Delen via


samenvoegwoord (RPC)

Sommige functies van de C-taal, zoals vakbonden, vereisen speciale MIDL-trefwoorden om hun gebruik te ondersteunen in externe procedure-aanroepen. Een samenvoeging in de C-taal is een variabele die objecten van verschillende typen en grootten bevat. De ontwikkelaar maakt meestal een variabele om de typen bij te houden die zijn opgeslagen in de samenvoeging. Als u correct wilt werken in een gedistribueerde omgeving, moet de variabele die het type samenvoeging aangeeft, of de discriminant, ook beschikbaar zijn voor de externe computer. MIDL bevat de trefwoorden [switch_type] en [switch_is] om het type en de naam te identificeren die niet van elkaar verschillen.

MIDL vereist dat de discriminant op twee manieren met de samenvoeging wordt verzonden:

  • De samenvoeging en de discriminant moeten worden opgegeven als parameters.
  • De unie en de discriminant moeten in een structuur worden verpakt.

Twee fundamentele soorten gediscrimineerde vakbonden worden geleverd door MIDL: nonencapsulated_union en encapsulated_union.

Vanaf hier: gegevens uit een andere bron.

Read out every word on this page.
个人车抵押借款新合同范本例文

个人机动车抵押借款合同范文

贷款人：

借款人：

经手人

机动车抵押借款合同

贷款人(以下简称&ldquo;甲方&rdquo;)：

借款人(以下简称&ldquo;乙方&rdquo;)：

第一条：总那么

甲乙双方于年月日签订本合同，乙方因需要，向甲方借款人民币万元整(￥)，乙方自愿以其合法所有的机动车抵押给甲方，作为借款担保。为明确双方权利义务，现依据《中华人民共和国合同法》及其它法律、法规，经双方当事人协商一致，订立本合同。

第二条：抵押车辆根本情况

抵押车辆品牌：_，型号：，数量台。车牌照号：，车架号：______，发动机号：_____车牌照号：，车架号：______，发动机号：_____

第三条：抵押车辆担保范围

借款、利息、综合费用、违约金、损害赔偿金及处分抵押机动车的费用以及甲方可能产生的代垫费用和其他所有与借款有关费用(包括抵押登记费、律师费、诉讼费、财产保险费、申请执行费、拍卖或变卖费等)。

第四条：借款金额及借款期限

De discriminant van een niet-ingekapselde samenvoeging is een andere parameter als de samenvoeging een parameter is. Het is een ander veld als de samenvoeging een veld van een structuur is. De definitie van een ingekapselde samenvoeging wordt omgezet in een structuurdefinitie waarvan het eerste veld de discriminant is en waarvan de tweede en laatste velden de samenvoeging zijn. In het volgende voorbeeld ziet u hoe u de samenvoeging en discriminant kunt opgeven als parameters:

typedef [switch_type(short)] union 
{
    [case(0)]    short     sVal;
    [case(1)]    float     fVal;
    [case(2)]    char      chVal;
    [default]    ;
} DISCRIM_UNION_PARAM_TYPE;
 
short UnionParamProc(
    [in, switch_is(sUtype)] DISCRIM_UNION_PARAM_TYPE Union,
    [in] short sUtype);

De samenvoeging in het voorgaande voorbeeld kan één waarde bevatten: korte, float-of teken. De typedefinitie voor de samenvoeging bevat het kenmerk MIDL switch_type dat het type van de discriminant aangeeft. Hier geeft [switch_type(kort)] aan dat de discriminant van het type is korte. De schakeloptie moet een geheel getal zijn.

Als de vereniging lid is van een structuur, moet de discriminant lid zijn van dezelfde structuur. Als de samenvoeging een parameter is, moet de discriminant een andere parameter zijn. Het prototype voor de functie UnionParamProc in het voorgaande voorbeeld toont het discriminant sUtype als de laatste parameter van de aanroep. (De discriminant kan op elke positie in de aanroep worden weergegeven.) Het type parameter dat is opgegeven in de [switch_is] kenmerk moet overeenkomen met het type dat is opgegeven in de [switch_type] kenmerk.

In het volgende voorbeeld ziet u het gebruik van één structuur die de discriminant met de samenvoeging verpakt:

typedef struct 
{
    short utype;  /* discriminant can precede or follow union */
    [switch_is(utype)] union 
    {
       [case(0)]   short     sVal;
       [case(1)]   float     fVal;
       [case(2)]   char      chVal;
       [default]   ;
    } u;
} DISCRIM_UNION_STRUCT_TYPE;
 
short UnionStructProc(
    [in] DISCRIM_UNION_STRUCT_TYPE u1);

De Microsoft RPC MIDL-compiler staat samenvoegdeclaraties buiten typedef constructies toe. Deze functie is een extensie voor DCE IDL. Zie unionvoor meer informatie.